Sans Superellipse Pimep 6 is a bold, narrow, low contrast, upright, tall x-height font visually similar to 'EFCO Growers' by Ilham Herry, 'Futura Now' by Monotype, 'Aptly' by Shinntype, and 'Eastman Condensed' by Zetafonts (names referenced only for comparison).
Keywords: posters, headlines, branding, signage, packaging, industrial, retro, mechanical, assertive, condensed, compact impact, geometric utility, signage clarity, retro display, rounded corners, vertical stress, squared bowls, compact spacing, uniform strokes.
A condensed sans with a distinctly squared, rounded-corner construction: curves resolve into softened rectangles and superellipse-like bowls rather than true circles. Strokes are heavy and monolinear, with minimal modulation and a strongly vertical rhythm.
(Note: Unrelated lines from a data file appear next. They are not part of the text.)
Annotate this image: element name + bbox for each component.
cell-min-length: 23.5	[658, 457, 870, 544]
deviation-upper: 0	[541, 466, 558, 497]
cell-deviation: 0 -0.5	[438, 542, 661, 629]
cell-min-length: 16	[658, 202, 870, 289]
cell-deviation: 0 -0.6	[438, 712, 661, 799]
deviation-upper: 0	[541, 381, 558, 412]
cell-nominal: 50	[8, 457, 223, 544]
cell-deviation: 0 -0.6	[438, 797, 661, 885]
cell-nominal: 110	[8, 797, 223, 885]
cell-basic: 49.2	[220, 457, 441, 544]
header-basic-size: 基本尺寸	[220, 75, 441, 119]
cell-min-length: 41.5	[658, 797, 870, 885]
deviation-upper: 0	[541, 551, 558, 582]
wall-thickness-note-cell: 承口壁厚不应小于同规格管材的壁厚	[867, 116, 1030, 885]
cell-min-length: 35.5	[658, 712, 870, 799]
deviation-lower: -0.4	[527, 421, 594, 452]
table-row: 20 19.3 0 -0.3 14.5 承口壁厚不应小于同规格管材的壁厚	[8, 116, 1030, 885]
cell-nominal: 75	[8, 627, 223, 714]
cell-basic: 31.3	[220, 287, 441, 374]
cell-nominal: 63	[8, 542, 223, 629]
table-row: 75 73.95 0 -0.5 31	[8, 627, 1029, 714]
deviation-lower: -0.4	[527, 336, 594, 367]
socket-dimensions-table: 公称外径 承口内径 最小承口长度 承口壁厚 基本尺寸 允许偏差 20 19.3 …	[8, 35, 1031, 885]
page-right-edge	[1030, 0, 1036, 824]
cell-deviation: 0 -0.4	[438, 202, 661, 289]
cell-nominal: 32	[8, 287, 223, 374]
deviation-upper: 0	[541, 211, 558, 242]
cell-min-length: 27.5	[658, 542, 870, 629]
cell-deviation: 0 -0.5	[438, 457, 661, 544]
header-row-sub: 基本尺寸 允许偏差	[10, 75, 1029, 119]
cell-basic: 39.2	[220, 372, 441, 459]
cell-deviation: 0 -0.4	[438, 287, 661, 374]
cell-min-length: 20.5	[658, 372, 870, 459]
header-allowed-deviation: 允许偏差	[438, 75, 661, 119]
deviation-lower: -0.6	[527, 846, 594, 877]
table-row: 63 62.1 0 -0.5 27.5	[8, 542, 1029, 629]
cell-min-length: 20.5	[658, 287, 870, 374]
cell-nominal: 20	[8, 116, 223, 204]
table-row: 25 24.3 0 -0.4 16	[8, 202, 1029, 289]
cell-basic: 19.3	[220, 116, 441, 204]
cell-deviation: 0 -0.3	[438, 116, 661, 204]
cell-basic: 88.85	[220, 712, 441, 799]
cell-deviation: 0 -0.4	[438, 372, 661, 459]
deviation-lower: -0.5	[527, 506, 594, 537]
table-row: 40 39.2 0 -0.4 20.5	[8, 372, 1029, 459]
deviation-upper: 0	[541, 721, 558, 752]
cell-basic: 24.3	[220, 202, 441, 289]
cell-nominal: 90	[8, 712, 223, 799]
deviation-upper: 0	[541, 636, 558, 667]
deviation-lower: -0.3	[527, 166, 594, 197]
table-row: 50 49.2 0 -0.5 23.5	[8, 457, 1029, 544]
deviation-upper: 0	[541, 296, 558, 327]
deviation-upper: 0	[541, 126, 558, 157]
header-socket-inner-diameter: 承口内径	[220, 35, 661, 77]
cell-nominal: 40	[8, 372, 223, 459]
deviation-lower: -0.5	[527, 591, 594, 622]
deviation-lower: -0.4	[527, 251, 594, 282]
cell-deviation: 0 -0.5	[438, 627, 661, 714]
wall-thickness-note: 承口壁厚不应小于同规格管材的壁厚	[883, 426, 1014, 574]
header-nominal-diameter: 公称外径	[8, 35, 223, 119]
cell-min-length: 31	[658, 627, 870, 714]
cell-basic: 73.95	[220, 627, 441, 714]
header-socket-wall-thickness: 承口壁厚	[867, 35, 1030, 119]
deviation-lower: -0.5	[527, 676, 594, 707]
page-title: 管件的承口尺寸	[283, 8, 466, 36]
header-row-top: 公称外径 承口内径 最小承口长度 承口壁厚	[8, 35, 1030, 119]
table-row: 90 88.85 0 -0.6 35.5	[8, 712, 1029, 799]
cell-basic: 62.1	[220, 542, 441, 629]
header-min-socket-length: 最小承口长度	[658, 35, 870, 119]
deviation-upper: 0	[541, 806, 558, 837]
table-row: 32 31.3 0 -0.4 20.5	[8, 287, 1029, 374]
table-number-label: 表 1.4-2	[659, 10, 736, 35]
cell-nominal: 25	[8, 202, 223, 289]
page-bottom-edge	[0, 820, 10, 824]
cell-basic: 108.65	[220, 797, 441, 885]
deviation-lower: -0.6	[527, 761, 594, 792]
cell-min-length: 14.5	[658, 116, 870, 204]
Apertures tend to be tight and counters compact, giving the text a solid, blocky texture. Terminals are mostly flat or softly rounded, and the overall proportions favor tall, straight stems with short crossbars and compact shoulders.
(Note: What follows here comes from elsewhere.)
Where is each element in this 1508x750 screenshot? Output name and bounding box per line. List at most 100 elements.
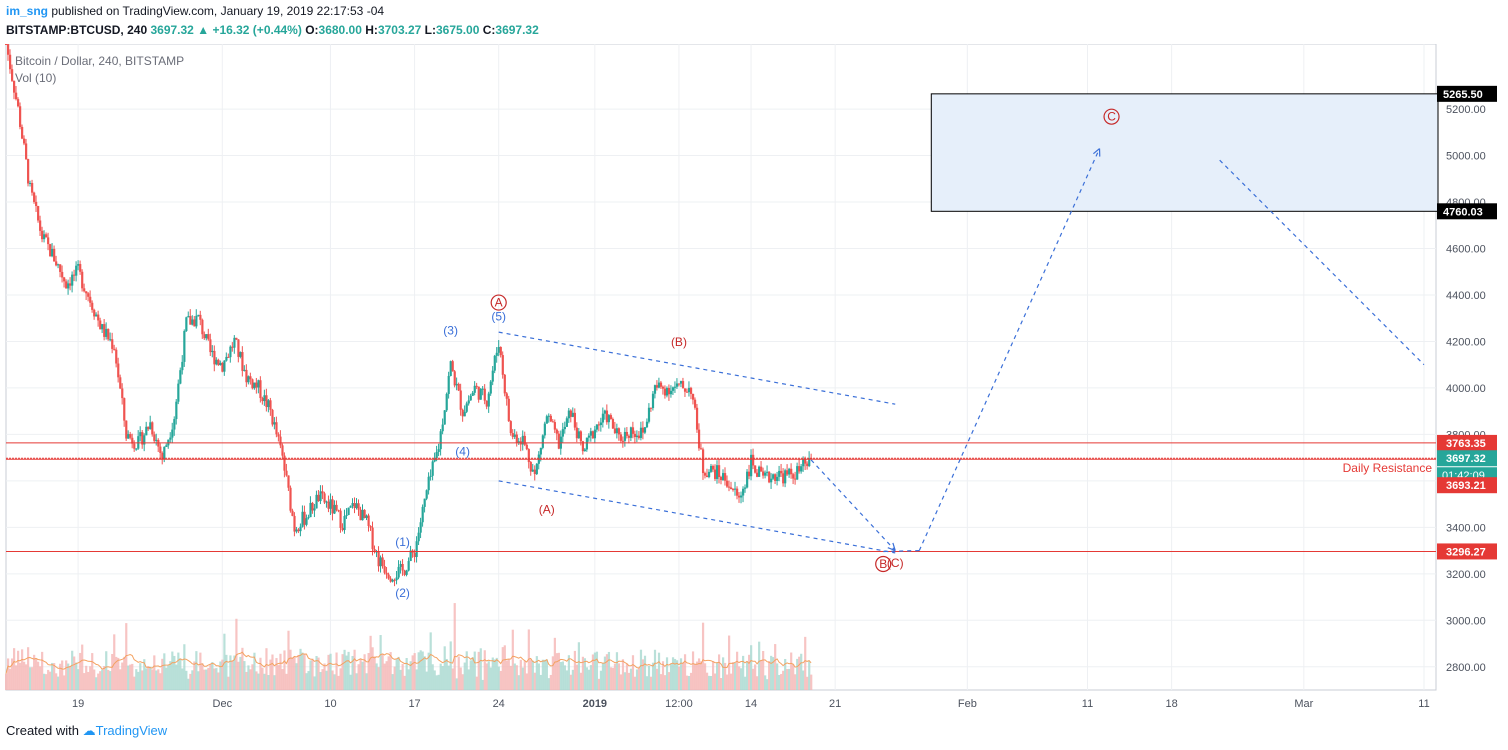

Best suited to display settings where density and impact are desired, such as posters, headlines, product packaging, and bold brand marks. It can also work for short UI labels or wayfinding where a compact footprint is useful, though extended text may benefit from increased letterspacing.
The font conveys a utilitarian, engineered tone—confident and slightly retro—evoking signage, machinery labels, and mid‑century display typography. Its compact, high-impact shapes feel direct and no-nonsense, with a controlled geometric personality rather than a friendly humanist one.
The design appears intended to deliver a compact, high-visibility sans built from rounded-rectangle forms, prioritizing a sturdy silhouette and consistent geometric logic for attention-grabbing typography in constrained widths.
Round letters like O and Q read as rounded rectangles, and the punctuation and numerals follow the same squared-off geometry, reinforcing consistency across the set. In paragraphs the condensed width creates strong vertical striping, so generous tracking can help reduce density at smaller sizes.